Recent News
    Come progettare una casa priva di barriere architettoniche

    Sono tante le persone che si trovano a dover riprogettare quasi da zero la propria vita per via della presenza di un disabile in famiglia. In questi frangenti, tra i primi aspetti a cui si pone attenzione c’è lo spazio abitativo. Ci si chiede, per ovvi motivi, come progettare una casa senza barriere architettoniche. Non esistono raccomandazioni scritte sulla pietra al proposito, ma solo consigli che, di volta in volta, possono essere adattati alla propria situazione. Nelle prossime righe, ne abbiamo elencati alcuni.

     

    L’importanza dell’ascensore

    Chi ha una casa a più piani e vive con una persona che deve affrontare problematiche di mobilità fisiche, pensa, per forza di cose, all’installazione di ascensori per disabili. Chiaro è che, nei casi in cui l’abitazione è una villetta a schiera, lo spazio sarà meno rispetto a quello di un condominio. In questi frangenti, la cosa migliore da fare è affidarsi a una ditta qualificata, in grado di proporre, tra le tante soluzioni disponibili sul mercato, quella più adatta alla situazione.

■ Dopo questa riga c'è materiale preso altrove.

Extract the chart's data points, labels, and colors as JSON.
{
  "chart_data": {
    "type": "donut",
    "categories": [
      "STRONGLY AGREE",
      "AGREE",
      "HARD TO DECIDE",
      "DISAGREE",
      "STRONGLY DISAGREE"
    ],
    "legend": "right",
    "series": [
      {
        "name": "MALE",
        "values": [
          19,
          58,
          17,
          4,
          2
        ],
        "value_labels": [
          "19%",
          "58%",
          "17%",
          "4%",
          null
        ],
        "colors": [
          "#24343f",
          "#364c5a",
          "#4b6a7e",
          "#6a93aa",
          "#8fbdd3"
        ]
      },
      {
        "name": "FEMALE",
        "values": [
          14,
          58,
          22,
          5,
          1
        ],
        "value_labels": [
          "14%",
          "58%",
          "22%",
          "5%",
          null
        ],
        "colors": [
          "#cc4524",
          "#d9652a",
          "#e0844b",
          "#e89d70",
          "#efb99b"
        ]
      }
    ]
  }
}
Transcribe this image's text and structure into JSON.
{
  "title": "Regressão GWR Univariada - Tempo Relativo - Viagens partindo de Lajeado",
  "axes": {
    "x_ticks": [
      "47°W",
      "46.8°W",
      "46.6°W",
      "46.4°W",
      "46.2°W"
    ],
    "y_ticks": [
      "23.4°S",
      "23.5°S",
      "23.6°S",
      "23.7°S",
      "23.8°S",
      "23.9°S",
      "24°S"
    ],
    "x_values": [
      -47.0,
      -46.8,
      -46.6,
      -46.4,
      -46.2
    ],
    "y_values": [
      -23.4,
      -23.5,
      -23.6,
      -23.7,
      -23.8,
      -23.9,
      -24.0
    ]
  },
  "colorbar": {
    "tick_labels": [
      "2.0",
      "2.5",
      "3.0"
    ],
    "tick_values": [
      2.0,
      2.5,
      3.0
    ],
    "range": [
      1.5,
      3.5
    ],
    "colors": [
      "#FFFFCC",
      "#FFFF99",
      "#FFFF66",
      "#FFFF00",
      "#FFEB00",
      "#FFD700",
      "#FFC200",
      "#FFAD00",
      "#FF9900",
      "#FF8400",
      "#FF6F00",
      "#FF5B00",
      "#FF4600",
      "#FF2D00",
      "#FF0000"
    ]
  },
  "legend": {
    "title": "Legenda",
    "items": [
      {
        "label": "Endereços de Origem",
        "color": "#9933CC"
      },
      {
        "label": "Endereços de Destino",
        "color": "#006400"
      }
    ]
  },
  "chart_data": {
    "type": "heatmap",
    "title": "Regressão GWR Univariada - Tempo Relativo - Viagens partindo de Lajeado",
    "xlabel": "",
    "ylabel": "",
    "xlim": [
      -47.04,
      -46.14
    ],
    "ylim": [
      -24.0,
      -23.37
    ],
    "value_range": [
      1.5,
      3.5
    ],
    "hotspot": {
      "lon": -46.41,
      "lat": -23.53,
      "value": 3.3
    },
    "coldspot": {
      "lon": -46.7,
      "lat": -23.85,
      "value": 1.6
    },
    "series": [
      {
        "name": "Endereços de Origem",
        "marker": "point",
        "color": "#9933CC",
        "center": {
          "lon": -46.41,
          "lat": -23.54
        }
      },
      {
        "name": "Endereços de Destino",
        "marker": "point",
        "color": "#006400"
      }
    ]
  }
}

    Si può, se gli spazi sono adeguati e la situazione fisica del disabile rende la scelta opportuna si può, per esempio, orientarsi verso le piattaforme elevatrici a pantografo. Queste soluzioni, hanno l’indiscusso vantaggio della versatilità in quanto possono essere installate sia in contesti interni, sia all’esterno. A questo punto, viene da chiedersi come trovare la realtà giusta a cui affidarsi per l’installazione dell’ascensore per disabili (o della piattaforma). Innanzitutto, è opportuno considerare l’esperienza. Un’azienda che è attiva da diversi anni sa come sono cambiate le normative nel corso del tempo e conosce le strade migliori per adeguare il lavoro ai criteri messi in primo piano dal legislatore. Inoltre, è bene essere certi dell’esecuzione di un sopralluogo approfondito, per non parlare della sostenibilità dell’ascensore stesso.

     

    L’ambiente living

    Rendere l’ambiente living privo di barriere architettoniche è particolarmente importante in caso di presenza di un disabile in famiglia. Parliamo infatti di una stanza della casa dove si passa molto tempo. Premettendo il fatto che, come evidenziato nelle righe precedenti, ogni caso fa storia a sé, ricordiamo che, in linea di massima, se il disabile utilizza la carrozzina è necessario considerare un’area di minimo 150 x 150 cm per la sua rotazione.

    Un altro consiglio valido in generale prevede il fatto di eliminare i tappeti e di posizionare, se possibile, mobili con bordi smussati.

     

    Camera da letto

    Anche la camera da letto richiede particolare attenzione all’eliminazione delle barriere architettoniche. Come nel caso del salotto, è opportuno evitare i tappeti. A tal proposito, è bene aprire una parentesi relativa alle pavimentazioni antiscivolo. Come orientarsi tra le tante alternative che vengono proposte in commercio? Un suggerimento tanto semplice quanto utile prevede il fatto di guardare le certificazioni. Tra le tante, spicca quella che fa riferimento alla normativa UNI EN 14231:2004.

    Il riferimento normativo comunitario appena citato fornisce specifiche utili relative al grado di scivolamento su pavimentazioni realizzate in pietra naturale. I test per arrivare al risultato vengono chiaramente effettuati sia a pavimentazione asciutta, sia dopo averla bagnata. Tornando all’organizzazione concreta degli spazi, ricordiamo che, a lato del letto, deve essere lasciato uno spazio sufficiente. Nelle situazioni in cui il disabile utilizza la carrozzina, si parla di minimo 120/150 centimetri. Nei casi in cui, invece, è necessario il ricorso ad ausili meno ingombranti – p.e. il deambulatore – vanno bene anche 80/90 centimetri.

     

    Bagno

    Concludiamo passando in rassegna qualche dritta su come eliminare le barriere architettoniche dai bagni. Il passo iniziale da compiere riguarda il fatto di assicurarsi che la porta che permette l’accesso alla stanza si apra verso l’esterno. Essenziale è altresì la presenza di corrimano lungo le pareti, comprese quelle dove si trovano la vasca o la doccia. Per quanto riguarda quest’ultima opzione, notoriamente più ecologica della prima, è opportuno anche installare una seduta adeguatamente fissata.